Waqas Ahmed

Personal information
- Full name: Waqas Ahmed
- Born: 22 February 1989 (age 37) Sialkot, Punjab, Pakistan
- Batting: Right-handed
- Bowling: Right-arm fast
- Role: Bowler

Domestic team information
- Sialkot
- State Bank of Pakistan
- Pakistan Television
- Lahore Blues
- Northern

Career statistics
| Competition | First-class | List A | Twenty20 |
| Matches | 60 | 19 | 4 |
| Runs scored | 445 | 79 | – |
| Batting average | 6.95 | 8.77 | – |
| 100s/50s | 0/1 | 0/0 | –/– |
| Top score | 53 | 12 | – |
| Balls bowled | 10,505 | 866 | 78 |
| Wickets | 226 | 25 | 4 |
| Bowling average | 27.07 | 32.52 | 26.75 |
| 5 wickets in innings | 12 | 0 | 0 |
| 10 wickets in match | 3 | 0 | 0 |
| Best bowling | 7/37 | 3/29 | 2/27 |
| Catches/stumpings | 15/– | 3/– | 0/– |
- Source: Cricinfo, 29 April 2026

= Waqas Ahmed (cricketer, born 1989) =

Pakistani cricketer

Waqas Ahmed (born 22 February 1989) is a Pakistani former cricketer. Ahmed was a right-arm fast bowler. He was born in Sialkot, Punjab.

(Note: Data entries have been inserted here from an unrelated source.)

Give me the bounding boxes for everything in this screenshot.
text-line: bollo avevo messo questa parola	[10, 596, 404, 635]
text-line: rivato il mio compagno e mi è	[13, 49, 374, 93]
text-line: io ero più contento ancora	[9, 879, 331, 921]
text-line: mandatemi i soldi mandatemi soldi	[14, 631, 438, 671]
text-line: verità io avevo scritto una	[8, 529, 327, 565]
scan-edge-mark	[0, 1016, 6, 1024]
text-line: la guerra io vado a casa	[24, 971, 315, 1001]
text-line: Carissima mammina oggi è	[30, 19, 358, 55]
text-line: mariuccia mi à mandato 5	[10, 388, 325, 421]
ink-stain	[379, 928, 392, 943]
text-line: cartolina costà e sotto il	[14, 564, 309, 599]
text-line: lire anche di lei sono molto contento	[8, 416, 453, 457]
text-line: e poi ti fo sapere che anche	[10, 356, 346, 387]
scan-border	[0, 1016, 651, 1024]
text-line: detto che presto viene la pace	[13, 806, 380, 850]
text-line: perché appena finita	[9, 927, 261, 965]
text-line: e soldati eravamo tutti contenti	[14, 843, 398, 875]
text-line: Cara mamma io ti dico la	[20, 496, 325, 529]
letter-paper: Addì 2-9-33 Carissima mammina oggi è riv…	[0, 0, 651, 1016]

Ahmed made his List A debut for Sialkot Stallions against Faisalabad Wolves in the 2008–09 Royal Bank of Scotland Cup on 27 March 2009. He made his first-class debut for Sialkot against Habib Bank Limited in the 2010–11 Quaid-e-Azam Trophy on 10 November 2010. He later made his Twenty20 debut for Lahore Blues against Peshawar in the 2017–18 National T20 Cup on 18 November 2017.

During his domestic career, Ahmed represented Sialkot, Sialkot Stallions, State Bank of Pakistan, Pakistan Television, Northern and Lahore Blues, while the Pakistan Cricket Board also lists Pakistan A, Omar Associates, Brighto Paints, Ghani Glass and Medicam Group among his teams. In October 2018, he played for Pakistan A against New Zealand A in Dubai, taking three wickets in the match.

In only his fourth first-class match, Ahmed took 7 for 55 against Multan in the 2010–11 Quaid-e-Azam Trophy, helping Sialkot take control of the match. In December 2019, playing for Northern against Khyber Pakhtunkhwa, he took 5 for 51 in the 2019–20 Quaid-e-Azam Trophy. In 2018, he took 52 wickets in the Quaid-e-Azam Trophy season and finished as the tournament's second-most successful bowler.